Pavilion for Japanese Art, LACMA

What’s Going on with the Renovation of the Pavilion for Japanese Art?

September 5, 2018

Earlier this year, the Pavilion for Japanese Art  closed for renovations and repair. To find out what has been accomplished thus far and to learn about upcoming renovation work, I sat down with LJ Hartman, Vice President of Facilities and Operations, and Yanet Martinez, Senior Landscape Designer and Facility Planning Associate.

What work has been accomplished so far in preparation for the start of repairs at the Pavilion for Japanese Art?

LJ: We have completed a thorough assessment of the repairs required at the Pavilion for Japanese Art with a team of engineering specialists and consultants. From the due diligence, the specific work needed to retrofit the building was defined and a contractor was selected. Over the last months, our wonderful collections management team has been inventorying, packing, and moving art out of the Pavilion for Japanese Art. A team of 10 collections management technicians and registrars moved nearly 5,000 works of art out to prepare the building for renovation and repair work.

Pavilion for Japanese Art, LACMA

What is the next step?

Yanet: Later this month, you’ll see a fence around the Pavilion for the protection of visitors to LACMA, the La Brea Tar Pits, and Hancock Park. We will be removing the landscaping around the Pavilion to be able to access the foundation. We are planning to save the bamboos and bonsai—Afrocarpus gracilior (Fern Podocarpus) and Pinus thunbergii (Japanese black pine). The bonsai were installed in the 1990s by Japanese garden designer Koichi Kawana, who designed a number of beautiful Japanese gardens throughout the United States.
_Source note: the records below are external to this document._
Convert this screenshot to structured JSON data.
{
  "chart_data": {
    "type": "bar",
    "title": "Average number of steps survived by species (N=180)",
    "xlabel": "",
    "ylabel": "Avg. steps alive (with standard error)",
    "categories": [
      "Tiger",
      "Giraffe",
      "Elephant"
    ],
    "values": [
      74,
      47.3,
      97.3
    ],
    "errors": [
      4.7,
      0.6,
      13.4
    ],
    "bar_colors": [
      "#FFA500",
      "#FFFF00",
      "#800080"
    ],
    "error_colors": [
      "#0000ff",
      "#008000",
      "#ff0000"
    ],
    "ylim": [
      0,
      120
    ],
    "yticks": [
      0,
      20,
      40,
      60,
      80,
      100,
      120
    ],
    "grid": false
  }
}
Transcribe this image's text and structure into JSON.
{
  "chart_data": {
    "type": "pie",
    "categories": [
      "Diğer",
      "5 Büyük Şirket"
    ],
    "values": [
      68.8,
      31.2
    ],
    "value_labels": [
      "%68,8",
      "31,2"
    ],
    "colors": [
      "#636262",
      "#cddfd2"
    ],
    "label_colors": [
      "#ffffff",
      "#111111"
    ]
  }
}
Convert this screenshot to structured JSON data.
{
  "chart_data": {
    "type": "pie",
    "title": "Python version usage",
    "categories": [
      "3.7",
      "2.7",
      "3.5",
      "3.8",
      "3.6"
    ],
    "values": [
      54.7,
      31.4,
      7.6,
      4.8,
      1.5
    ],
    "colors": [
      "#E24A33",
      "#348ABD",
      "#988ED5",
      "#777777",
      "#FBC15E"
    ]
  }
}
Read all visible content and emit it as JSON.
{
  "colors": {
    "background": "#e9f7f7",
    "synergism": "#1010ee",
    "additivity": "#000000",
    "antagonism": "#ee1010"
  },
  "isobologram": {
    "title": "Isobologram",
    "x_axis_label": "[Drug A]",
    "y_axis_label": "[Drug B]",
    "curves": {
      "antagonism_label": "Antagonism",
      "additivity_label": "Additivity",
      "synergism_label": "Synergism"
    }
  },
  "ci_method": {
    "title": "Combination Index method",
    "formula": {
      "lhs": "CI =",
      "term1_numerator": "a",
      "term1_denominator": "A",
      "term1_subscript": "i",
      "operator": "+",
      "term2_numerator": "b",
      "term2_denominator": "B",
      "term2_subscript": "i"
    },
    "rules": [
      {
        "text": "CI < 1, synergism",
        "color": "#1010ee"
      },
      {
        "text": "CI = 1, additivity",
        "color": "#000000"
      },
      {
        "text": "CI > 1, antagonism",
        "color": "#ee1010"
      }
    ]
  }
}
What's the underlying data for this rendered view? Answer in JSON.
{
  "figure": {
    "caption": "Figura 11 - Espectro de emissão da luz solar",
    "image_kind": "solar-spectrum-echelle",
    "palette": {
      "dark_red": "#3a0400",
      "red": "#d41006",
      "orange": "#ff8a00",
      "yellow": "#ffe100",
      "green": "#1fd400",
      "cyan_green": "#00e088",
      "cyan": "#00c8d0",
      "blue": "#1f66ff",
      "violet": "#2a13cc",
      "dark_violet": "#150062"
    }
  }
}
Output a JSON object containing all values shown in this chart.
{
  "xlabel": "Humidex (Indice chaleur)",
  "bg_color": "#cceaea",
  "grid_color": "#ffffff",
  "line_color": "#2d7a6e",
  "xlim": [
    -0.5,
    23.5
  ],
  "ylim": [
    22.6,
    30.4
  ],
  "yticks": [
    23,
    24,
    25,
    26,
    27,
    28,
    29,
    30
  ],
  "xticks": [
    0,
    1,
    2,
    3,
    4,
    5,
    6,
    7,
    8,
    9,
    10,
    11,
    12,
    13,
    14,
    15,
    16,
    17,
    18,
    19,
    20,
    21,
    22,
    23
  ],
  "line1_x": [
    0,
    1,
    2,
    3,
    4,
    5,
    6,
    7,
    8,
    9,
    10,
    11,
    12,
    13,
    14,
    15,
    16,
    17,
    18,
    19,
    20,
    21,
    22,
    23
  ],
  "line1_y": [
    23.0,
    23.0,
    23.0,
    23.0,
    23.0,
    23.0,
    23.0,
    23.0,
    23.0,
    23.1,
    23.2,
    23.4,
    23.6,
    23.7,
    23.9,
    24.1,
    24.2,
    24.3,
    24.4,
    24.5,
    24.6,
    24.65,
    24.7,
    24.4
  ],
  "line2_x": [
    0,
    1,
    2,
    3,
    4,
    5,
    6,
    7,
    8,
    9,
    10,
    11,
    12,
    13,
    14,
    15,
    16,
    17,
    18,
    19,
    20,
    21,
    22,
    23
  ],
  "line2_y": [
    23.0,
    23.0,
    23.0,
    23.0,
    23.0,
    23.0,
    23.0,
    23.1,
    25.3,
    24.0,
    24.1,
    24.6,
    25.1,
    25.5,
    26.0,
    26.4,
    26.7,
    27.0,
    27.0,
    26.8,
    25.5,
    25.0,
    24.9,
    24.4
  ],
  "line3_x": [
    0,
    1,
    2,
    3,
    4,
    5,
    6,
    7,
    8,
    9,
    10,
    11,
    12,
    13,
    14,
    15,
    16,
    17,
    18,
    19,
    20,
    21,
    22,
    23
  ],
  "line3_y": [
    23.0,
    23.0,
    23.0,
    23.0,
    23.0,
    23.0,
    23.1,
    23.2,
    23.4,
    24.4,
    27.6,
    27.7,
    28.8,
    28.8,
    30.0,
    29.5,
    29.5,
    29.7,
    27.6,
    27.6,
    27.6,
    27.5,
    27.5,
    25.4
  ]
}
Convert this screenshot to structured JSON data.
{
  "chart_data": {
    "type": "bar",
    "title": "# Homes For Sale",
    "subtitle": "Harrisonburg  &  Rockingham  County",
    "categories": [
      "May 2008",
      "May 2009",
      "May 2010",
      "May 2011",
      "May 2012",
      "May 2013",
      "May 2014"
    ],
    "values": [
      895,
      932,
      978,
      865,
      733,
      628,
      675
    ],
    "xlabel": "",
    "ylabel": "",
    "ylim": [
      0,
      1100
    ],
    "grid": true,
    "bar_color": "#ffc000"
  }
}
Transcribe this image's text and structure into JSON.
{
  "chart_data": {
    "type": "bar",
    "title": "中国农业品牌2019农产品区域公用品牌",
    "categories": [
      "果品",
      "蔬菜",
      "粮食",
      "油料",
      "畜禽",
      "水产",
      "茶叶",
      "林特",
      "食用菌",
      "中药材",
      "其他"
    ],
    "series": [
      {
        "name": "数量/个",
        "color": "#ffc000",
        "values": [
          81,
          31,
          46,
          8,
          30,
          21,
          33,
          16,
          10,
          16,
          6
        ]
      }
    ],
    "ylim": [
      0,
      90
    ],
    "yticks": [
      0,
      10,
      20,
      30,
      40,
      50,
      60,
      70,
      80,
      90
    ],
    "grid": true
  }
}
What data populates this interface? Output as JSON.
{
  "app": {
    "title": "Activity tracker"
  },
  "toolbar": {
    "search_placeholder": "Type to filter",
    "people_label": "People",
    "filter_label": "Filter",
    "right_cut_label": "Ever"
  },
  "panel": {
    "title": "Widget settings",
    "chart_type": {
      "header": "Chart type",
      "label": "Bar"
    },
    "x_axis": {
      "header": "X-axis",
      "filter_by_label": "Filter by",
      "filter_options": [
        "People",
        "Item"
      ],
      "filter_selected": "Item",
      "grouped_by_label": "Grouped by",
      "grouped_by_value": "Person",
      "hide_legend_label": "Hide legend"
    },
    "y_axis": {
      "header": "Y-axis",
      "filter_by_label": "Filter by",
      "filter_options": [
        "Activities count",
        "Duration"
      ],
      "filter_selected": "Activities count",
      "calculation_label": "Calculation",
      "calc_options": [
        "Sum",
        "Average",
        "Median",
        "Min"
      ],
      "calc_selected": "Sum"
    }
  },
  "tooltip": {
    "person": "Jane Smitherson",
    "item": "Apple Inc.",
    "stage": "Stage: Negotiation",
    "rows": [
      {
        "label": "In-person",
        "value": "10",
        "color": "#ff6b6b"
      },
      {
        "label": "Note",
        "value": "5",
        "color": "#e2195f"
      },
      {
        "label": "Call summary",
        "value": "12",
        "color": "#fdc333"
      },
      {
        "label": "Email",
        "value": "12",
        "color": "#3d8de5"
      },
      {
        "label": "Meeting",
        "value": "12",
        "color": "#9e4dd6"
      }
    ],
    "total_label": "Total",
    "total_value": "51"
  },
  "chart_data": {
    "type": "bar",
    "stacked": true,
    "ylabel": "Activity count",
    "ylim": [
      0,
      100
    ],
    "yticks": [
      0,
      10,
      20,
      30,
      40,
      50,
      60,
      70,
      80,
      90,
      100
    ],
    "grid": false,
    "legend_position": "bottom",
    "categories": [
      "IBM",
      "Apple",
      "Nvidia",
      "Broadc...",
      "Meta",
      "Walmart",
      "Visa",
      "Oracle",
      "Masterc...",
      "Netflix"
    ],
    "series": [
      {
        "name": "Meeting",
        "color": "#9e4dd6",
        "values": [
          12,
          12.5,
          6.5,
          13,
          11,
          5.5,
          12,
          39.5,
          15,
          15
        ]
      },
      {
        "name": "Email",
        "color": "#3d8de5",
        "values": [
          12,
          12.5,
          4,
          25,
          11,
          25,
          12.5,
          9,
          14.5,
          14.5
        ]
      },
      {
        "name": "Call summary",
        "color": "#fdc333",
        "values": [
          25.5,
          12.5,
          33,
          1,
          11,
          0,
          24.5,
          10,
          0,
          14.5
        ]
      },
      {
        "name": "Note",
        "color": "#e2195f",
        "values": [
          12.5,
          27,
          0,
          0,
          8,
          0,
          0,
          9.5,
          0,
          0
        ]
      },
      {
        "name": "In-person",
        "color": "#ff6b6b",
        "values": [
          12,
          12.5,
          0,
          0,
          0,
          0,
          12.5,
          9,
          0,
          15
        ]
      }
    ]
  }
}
What are we doing with the bamboos and bonsai?

Yanet: The bamboos and bonsai will be boxed and temporarily used in different locations throughout campus during the renovation work, and after all the work is done these trees will be reincorporated into the Japanese garden. We also have large trees in the garden that will be protected in place, including Cedrus deodara (Deodar cedar), Pinus canariensis (Canary Island pine), and Platanus racemosa (Western sycamore).

You mentioned accessing the foundation. What’s going on with the foundation and what other repairs are being done?

LJ: Hancock Park is a relative low point in the Los Angeles basin and the water table in this area is high. As a result, over the years underground water leaks have impacted the foundation. We’ve been mitigating the damage, but it’s time to retrofit the foundation, as well as the mechanical, electrical, and plumbing systems in the building. These are, for the most part, original to the building, and are due for an overhaul. We’ll also be doing structural maintenance of the roof cabling system. You might see some scaffolding on the roof and workers up there. All of this necessary repair and renovation work is being done thanks to a generous grant from the County of Los Angeles, in addition to LACMA’s funds. 

When do you anticipate the work to be completed?

LJ: We anticipate completing the project early next summer.

Pavilion for Japanese Art with the La Brea Tar Pits in the foreground

Will the work affect access to the La Brea Tar Pits or the park?

LJ: We’ve been coordinating closely with the La Brea Tar Pits and Museum to ensure that the access and the impact to both the tar pits and the park are minimal. Visitors will continue to be able to access the La Brea Tar Pits and Museum from Wilshire and Curson, and enjoy the park, tar pits, and our large outdoor sculptures!